Higher-than-usual levels of tropospheric or ground-level ozone have been recorded in a large swathe of southern France, as well as Monaco, leading authorities to activate a Level 1 warning for the region.  

AtmoSud, the air quality monitoring service for the southerly parts of the Provence-Alpes-Côte d’Azur region, has placed four of the departments it covers under a Level 1 pollution warning.

The alert warning service is used by prefectures when the concentrations of ozone, nitrogen dioxide, sulphur dioxide or PM10 particles risk exceeding the criteria defined by national air quality standards. In this particular car, ground-level ozone gas is the culprit, with levels surpassing the threshold of 180µg/m3.

Monaco’s government, which independently operates five air quality monitoring points across the Principality, has noted similar conditions and has also announced the same alert level.  

Air quality is expected to remain “poor” until at least Tuesday 22nd August, when conditions are expected to improve. 

The region – the Principality of Monaco and the French Riviera and Provence – is prone to higher air pollution levels, given the climate and the large number of people who live and visit the area.  

“The multiple sources of emissions combined with strong sunshine expose the region to photochemical pollution that is amongst the highest in Europe,” reads an explanation on the AtmoSud website. “These sources are also strong emitters of fine particles, causing numerous exceedances of regulatory standards.”  


When the air quality is bad, it is recommended that people, especially the more vulnerable members of society, take heed and follow a few common-sense guidelines to protect themselves.  

AtmoSud advises against outdoor exercise, especially in the heat of the day, as air pollutants enter the body most readily through the respiratory tract, causing inflammation, irritation and reduced breathing capacity.  

Poor air quality can be particularly dangerous for those with conditions such as lung cancer or asthma.
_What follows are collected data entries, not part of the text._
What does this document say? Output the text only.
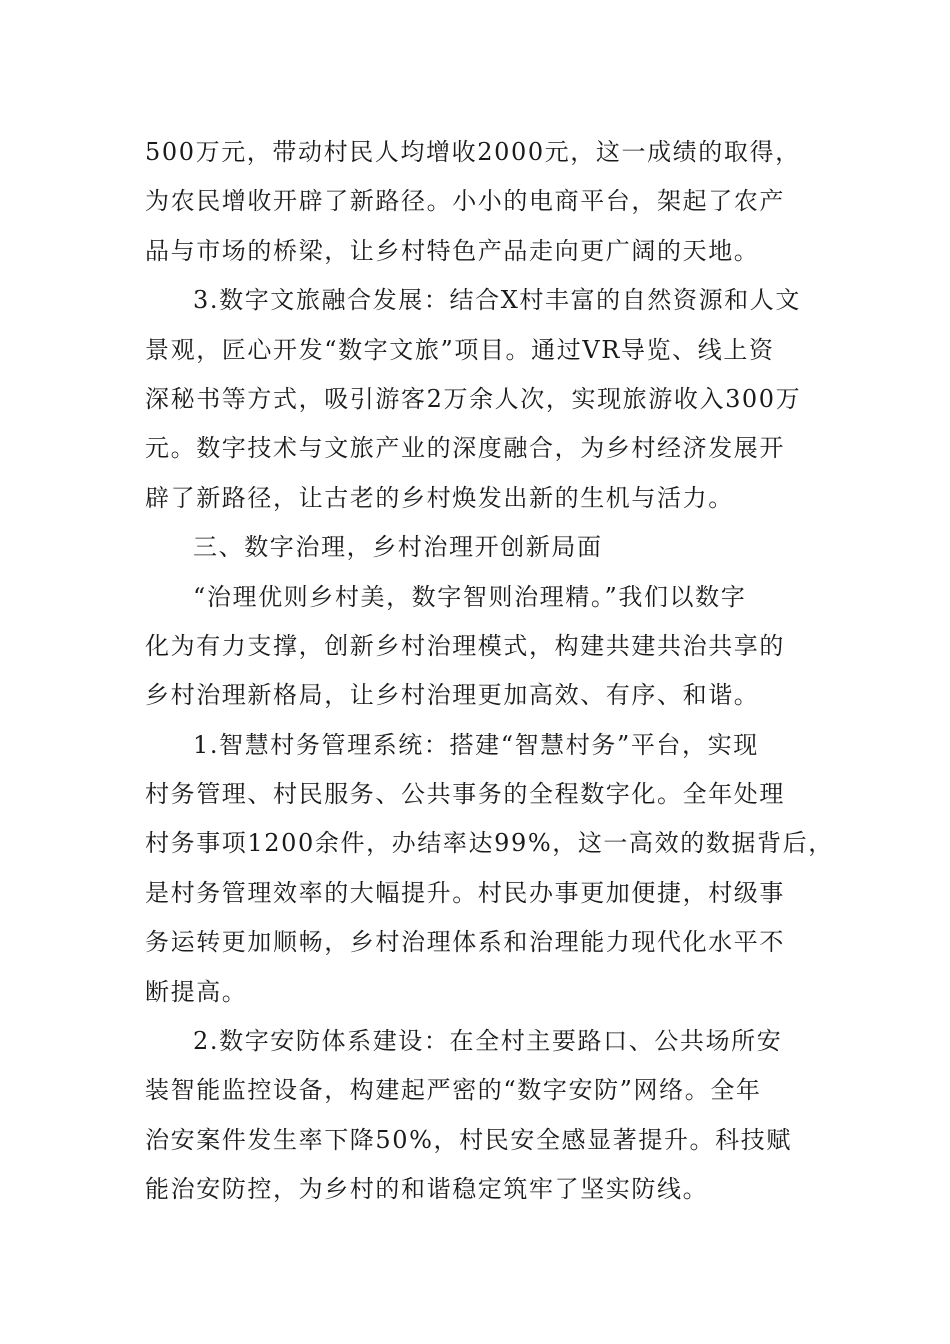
500万元，带动村民人均增收2000元，这一成绩的取得，
为农民增收开辟了新路径。小小的电商平台，架起了农产
品与市场的桥梁，让乡村特色产品走向更广阔的天地。
3.数字文旅融合发展：结合X村丰富的自然资源和人文
景观，匠心开发“数字文旅”项目。通过VR导览、线上资
深秘书等方式，吸引游客2万余人次，实现旅游收入300万
元。数字技术与文旅产业的深度融合，为乡村经济发展开
辟了新路径，让古老的乡村焕发出新的生机与活力。
三、数字治理，乡村治理开创新局面
“治理优则乡村美，数字智则治理精。”我们以数字
化为有力支撑，创新乡村治理模式，构建共建共治共享的
乡村治理新格局，让乡村治理更加高效、有序、和谐。
1.智慧村务管理系统：搭建“智慧村务”平台，实现
村务管理、村民服务、公共事务的全程数字化。全年处理
村务事项1200余件，办结率达99%，这一高效的数据背后，
是村务管理效率的大幅提升。村民办事更加便捷，村级事
务运转更加顺畅，乡村治理体系和治理能力现代化水平不
断提高。
2.数字安防体系建设：在全村主要路口、公共场所安
装智能监控设备，构建起严密的“数字安防”网络。全年
治安案件发生率下降50%，村民安全感显著提升。科技赋
能治安防控，为乡村的和谐稳定筑牢了坚实防线。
It also can bring on heart attacks, so extra caution on these alert days is advised.  

To help combat the pollutants in the air, AtmoSud recommends switching to public transport or carpooling to cut down on the number of cars on the roads, as well as respecting rules on fires and moderating the temperatures of indoor spaces without excessive use of air conditioning.  

According to an EQIS study on the public health impact of air pollution conducted by Santé Publique France, poor conditions can lower life expectancy by more than two years in some French cities. Medium and small towns, in addition to rural areas, fare a bit better with, on average, pollution shortening life expectancy by nine to 10 months.